Nee, je zit er niet naast. Het kan, maar toch ben ik er niet enthousiast over
Duits en Nederlands zijn gelijkaardig(e talen). 
Gelijkaardig zou kunnen, *maar  ik verkies 100% "lijken op elkaar" in deze context. Of "lijken erg op elkaar"*
Dat zegt meer dan verwant of gelijkaardig . 



"Duits en Nederlands zijn soortgelijk": Nee! Dat zegt men niet in Vlaanderen.
Persoonlijk heb ik geen enkel  probleem met het gebruik van "soortgelijk" in de aangehaalde voorbeelden van Taaladvies, ik ben er mij te goed van bewust dat dat soortgelijk "goed Nederlands" is, maar ik zou zelf, in het algemeen,  ongetwijfeld spontaan "gelijkaardig" gebruiken, maar dus niet in dit voorbeeld.

Ik weet goed niet in welke context ik "gelijksoortig"  zou gebruiken. Misschien zou ik spreken over "gelijksoortige categorieën" bijvoorbeeld. Dat zijn categorieën die veel meer gelijk zijn dan "soortgelijke categorieën" of dergelijke categorieën. "Dergelijk" zegt al helemaal niet veel op vergelijkingsvlak, dat is gewoon "zo'n". Er is dus een gradatie te bespeuren zo te zien,  vanuit het oogpunt van gelijkheid:
gelijksoortig>soortgelijk>dergelijk
Met "gelijkaardig als Vlaamse vervanger van "soortgelijk".

Ik keek uiteindelijk eens naar "gelijksoortig" bij DVD online. Dat wordt daar als een wiskundige term aangegeven - zelfde grondtal of zelfde naam. En geen voorbeeldzinnen.



> *Toelichting*
> In de standaardtaal worden in het hele taalgebied _soortgelijk_, _gelijksoortig_, _dergelijk_ gebruikt in de betekenis 'van dezelfde soort', 'in hoofdtrekken overeenkomend'.

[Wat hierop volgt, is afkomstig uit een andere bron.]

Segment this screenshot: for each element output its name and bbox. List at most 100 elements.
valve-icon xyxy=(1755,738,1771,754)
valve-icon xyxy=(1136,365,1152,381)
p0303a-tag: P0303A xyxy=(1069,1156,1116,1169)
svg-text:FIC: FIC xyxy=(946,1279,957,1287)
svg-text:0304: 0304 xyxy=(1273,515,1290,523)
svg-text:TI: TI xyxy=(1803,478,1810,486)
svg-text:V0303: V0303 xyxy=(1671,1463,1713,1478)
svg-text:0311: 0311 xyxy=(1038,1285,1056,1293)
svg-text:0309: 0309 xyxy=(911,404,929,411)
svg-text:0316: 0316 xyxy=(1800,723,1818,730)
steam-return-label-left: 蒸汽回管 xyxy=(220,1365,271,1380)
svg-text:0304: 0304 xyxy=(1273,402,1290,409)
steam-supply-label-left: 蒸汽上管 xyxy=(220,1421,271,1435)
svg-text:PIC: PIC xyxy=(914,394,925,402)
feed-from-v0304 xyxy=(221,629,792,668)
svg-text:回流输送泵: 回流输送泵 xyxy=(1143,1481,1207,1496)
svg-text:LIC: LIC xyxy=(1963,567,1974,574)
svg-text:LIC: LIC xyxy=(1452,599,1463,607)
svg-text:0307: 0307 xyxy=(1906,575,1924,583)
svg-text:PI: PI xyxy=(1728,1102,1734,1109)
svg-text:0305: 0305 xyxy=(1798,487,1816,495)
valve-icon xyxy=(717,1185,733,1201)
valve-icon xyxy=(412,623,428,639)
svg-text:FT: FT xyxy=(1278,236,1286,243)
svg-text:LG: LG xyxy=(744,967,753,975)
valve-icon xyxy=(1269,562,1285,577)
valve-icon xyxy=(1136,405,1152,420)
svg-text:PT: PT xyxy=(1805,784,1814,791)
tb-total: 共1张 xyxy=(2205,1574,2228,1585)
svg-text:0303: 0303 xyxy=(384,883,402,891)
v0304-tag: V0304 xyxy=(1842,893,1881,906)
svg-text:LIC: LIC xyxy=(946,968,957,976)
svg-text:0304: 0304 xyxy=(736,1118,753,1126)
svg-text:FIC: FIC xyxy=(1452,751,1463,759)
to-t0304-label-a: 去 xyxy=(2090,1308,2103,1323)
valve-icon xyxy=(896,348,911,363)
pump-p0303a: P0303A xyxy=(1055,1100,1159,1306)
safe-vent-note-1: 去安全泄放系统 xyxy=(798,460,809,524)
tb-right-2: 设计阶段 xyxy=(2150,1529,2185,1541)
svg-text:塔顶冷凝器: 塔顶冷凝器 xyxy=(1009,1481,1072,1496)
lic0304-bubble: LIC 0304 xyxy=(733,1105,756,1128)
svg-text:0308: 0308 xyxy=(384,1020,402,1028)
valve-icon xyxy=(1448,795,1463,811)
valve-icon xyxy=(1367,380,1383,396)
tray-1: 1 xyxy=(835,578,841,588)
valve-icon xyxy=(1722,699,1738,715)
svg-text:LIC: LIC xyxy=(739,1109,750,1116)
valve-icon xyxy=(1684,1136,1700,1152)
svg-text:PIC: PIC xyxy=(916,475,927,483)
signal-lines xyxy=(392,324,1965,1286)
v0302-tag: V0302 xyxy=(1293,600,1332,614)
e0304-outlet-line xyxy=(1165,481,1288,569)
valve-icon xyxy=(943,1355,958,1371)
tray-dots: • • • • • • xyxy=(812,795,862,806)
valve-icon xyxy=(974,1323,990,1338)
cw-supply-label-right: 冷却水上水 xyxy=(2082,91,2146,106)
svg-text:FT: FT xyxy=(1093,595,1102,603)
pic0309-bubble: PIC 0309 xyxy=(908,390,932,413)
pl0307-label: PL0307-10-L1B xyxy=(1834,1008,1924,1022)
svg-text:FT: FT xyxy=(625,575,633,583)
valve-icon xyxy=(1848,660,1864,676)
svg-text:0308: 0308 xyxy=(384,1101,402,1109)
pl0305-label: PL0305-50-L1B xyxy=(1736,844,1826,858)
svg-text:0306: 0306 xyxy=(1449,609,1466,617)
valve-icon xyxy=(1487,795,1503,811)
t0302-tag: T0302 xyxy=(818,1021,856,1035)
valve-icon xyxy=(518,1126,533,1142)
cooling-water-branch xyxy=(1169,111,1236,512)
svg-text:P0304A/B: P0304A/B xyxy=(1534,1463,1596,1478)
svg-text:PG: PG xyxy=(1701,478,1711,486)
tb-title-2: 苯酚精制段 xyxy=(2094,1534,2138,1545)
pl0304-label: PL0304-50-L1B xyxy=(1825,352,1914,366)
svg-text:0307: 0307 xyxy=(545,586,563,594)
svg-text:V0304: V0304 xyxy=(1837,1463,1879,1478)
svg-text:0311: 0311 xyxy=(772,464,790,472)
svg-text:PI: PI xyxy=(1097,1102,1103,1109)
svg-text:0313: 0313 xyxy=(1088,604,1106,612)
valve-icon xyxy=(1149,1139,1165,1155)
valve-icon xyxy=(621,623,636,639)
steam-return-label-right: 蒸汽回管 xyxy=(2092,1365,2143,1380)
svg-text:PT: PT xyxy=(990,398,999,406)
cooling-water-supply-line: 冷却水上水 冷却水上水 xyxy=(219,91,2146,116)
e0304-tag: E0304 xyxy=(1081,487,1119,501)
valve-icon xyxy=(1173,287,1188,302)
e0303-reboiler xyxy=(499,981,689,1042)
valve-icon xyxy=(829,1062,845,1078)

In Vlaanderen meer "gelijkaardig".
En "dergelijk" natuurlijk.
Alhoewel, dingen zijn gelijkaardig, dingen zijn niet "dergelijk".
Dergelijk betekent ook lang niet altijd gelijkaardig.  In dergelijke omstandigheden is niet per se hetzelfde als in gelijkaardige  omstandigheden. In gelijkaardige omstandigheden geeft de informatie  dat ze gelijkaardig zijn. In dergelijke omstandigheden zegt dat de omstandigheden zijn zoals ze zijn, of zoals ze voordien beschreven zijn, niet dat ze gelijkaardig zijn.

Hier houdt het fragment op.